There has been a sharp cutback in subsidies for fertiliser, food and petroleum. With oil prices on the boil, the government may well be forced to revise oil and fertiliser subsidy provisions upwards during the year. Similarly, the outlay for MGNREGA has been retained at ₹73,000 crore though the government spent ₹98,000 crore in FY22. The thinking appears to be that the outlay can be increased on a need basis with the accent clearly being on treating MGNREGA as a safety net only and not as a regular employment scheme.

Cryptos to be taxed

In a move that already has raised the ire of new age investors, Sitharaman proposes to tax what she calls as “virtual digital assets” or cryptos for short, at a big 30 per cent. Investors cannot set off losses from crypto trading against gains from other income and no deductions or exemptions will be allowed. Not just this, there will be a TDS of 1 per cent to get the transaction trail.

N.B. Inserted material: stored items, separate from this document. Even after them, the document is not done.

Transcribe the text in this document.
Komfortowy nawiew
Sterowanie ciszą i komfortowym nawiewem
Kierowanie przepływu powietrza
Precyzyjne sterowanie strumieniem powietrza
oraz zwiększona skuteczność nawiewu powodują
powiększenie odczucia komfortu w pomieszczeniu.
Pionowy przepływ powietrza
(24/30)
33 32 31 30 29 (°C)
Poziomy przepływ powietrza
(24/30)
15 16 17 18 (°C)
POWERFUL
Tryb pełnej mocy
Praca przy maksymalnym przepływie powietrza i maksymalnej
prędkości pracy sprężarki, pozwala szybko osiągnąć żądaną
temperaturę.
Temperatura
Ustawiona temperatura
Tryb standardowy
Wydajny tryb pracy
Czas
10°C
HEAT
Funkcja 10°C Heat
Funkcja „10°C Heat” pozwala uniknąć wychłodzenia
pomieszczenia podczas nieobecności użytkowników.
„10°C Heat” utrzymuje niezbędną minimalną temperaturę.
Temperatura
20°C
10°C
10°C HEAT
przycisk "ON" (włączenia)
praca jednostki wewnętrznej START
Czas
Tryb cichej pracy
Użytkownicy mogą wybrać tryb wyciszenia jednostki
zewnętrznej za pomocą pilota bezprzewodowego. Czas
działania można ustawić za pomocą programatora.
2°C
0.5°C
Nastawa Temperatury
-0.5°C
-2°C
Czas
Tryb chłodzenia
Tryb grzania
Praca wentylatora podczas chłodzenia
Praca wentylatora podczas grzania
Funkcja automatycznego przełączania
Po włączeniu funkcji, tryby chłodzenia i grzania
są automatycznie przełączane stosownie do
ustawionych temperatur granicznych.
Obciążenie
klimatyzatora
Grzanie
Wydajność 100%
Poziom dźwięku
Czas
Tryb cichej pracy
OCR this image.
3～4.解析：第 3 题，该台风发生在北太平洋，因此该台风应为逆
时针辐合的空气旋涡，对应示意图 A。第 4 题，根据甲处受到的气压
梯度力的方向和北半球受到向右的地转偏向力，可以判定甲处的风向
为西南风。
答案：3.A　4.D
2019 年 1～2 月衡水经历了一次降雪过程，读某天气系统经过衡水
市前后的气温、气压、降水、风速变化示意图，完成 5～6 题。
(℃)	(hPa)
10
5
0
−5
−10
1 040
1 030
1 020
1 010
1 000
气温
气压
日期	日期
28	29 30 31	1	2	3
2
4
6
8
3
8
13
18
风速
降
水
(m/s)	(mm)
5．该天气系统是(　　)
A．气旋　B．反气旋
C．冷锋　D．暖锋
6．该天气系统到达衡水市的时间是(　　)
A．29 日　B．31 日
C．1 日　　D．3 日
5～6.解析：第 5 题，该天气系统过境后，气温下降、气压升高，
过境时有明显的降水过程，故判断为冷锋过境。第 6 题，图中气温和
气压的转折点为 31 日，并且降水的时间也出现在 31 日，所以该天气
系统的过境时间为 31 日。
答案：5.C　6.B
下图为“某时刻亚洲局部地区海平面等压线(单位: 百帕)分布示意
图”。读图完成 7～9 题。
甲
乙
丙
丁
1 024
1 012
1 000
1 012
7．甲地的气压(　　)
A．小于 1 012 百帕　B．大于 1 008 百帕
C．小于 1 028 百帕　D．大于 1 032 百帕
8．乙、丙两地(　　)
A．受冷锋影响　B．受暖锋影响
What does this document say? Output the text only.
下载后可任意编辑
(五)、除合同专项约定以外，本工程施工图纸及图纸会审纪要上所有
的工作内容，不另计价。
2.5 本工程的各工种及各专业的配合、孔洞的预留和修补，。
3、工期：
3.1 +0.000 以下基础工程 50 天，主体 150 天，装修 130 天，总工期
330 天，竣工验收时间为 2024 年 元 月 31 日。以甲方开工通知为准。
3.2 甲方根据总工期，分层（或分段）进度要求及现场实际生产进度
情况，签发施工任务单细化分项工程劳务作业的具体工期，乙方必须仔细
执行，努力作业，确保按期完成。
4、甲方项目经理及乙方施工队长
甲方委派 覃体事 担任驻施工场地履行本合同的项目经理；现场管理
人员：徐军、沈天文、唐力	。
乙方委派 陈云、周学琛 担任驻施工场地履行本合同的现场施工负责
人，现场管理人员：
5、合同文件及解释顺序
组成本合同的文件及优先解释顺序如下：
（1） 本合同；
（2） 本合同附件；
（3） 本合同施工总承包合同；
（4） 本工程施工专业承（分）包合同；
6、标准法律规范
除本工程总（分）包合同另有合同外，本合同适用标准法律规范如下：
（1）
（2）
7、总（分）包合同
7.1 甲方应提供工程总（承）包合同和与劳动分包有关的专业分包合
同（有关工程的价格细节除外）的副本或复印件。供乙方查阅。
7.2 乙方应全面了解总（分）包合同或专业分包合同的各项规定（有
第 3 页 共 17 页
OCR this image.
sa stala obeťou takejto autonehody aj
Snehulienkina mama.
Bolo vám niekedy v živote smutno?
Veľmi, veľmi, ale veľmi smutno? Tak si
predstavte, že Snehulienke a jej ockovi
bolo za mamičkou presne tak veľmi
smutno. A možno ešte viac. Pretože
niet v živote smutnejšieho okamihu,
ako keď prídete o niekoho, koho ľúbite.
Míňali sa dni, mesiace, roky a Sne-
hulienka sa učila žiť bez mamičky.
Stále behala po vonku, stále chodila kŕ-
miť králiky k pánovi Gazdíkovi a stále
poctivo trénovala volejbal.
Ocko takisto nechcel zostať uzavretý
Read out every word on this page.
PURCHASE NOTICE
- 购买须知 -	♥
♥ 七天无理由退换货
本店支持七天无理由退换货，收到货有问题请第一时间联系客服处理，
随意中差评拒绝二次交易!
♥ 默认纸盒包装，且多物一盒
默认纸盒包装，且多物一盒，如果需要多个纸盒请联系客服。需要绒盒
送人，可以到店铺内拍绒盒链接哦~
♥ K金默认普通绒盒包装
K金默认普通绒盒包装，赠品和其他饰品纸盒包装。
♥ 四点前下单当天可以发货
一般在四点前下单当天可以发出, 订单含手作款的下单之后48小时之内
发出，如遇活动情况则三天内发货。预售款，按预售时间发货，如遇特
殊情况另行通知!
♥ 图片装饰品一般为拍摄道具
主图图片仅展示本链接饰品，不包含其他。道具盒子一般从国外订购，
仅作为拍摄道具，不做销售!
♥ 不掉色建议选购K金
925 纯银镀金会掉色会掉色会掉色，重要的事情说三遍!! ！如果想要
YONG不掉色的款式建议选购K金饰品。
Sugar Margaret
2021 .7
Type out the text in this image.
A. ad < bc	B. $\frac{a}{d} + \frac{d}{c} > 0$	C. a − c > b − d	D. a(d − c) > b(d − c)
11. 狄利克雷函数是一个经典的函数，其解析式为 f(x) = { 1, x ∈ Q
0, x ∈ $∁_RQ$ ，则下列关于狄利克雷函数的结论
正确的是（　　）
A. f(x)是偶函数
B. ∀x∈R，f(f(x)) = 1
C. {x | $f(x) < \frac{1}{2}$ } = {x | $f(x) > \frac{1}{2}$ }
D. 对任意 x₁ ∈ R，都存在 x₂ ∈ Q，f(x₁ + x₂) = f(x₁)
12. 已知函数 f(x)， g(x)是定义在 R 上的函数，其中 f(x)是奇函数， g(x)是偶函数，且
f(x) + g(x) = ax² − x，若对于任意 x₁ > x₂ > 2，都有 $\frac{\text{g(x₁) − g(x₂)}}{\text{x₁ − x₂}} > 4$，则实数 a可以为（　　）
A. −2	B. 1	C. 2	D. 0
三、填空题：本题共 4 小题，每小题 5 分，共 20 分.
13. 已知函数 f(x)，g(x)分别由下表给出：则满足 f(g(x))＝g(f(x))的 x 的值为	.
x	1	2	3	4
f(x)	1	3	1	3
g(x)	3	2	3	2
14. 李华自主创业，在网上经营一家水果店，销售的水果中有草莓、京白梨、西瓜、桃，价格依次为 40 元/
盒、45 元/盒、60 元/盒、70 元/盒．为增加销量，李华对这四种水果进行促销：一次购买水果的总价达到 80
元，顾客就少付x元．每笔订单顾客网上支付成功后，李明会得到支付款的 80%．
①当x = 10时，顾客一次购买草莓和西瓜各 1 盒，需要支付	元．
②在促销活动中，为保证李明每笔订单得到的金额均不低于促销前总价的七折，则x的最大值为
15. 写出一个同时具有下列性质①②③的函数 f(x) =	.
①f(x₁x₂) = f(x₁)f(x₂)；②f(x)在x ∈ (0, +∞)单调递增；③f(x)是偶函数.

And if you thought you could gift your crypto holding to non-assessee relatives, well, there will also be a tax on that! The government is clearly moving to make the crypto asset class unattractive.

For the MSMEs and the beleaguered hospitality industry, Sitharaman has announced an extension of the ECLGS scheme by another year to March 31, 2023 while also enhancing the total cover by ₹50,000 crore to ₹5 lakh crore. But she has disappointed the middle-class yet again. There are no tax breaks or concessions this year for them.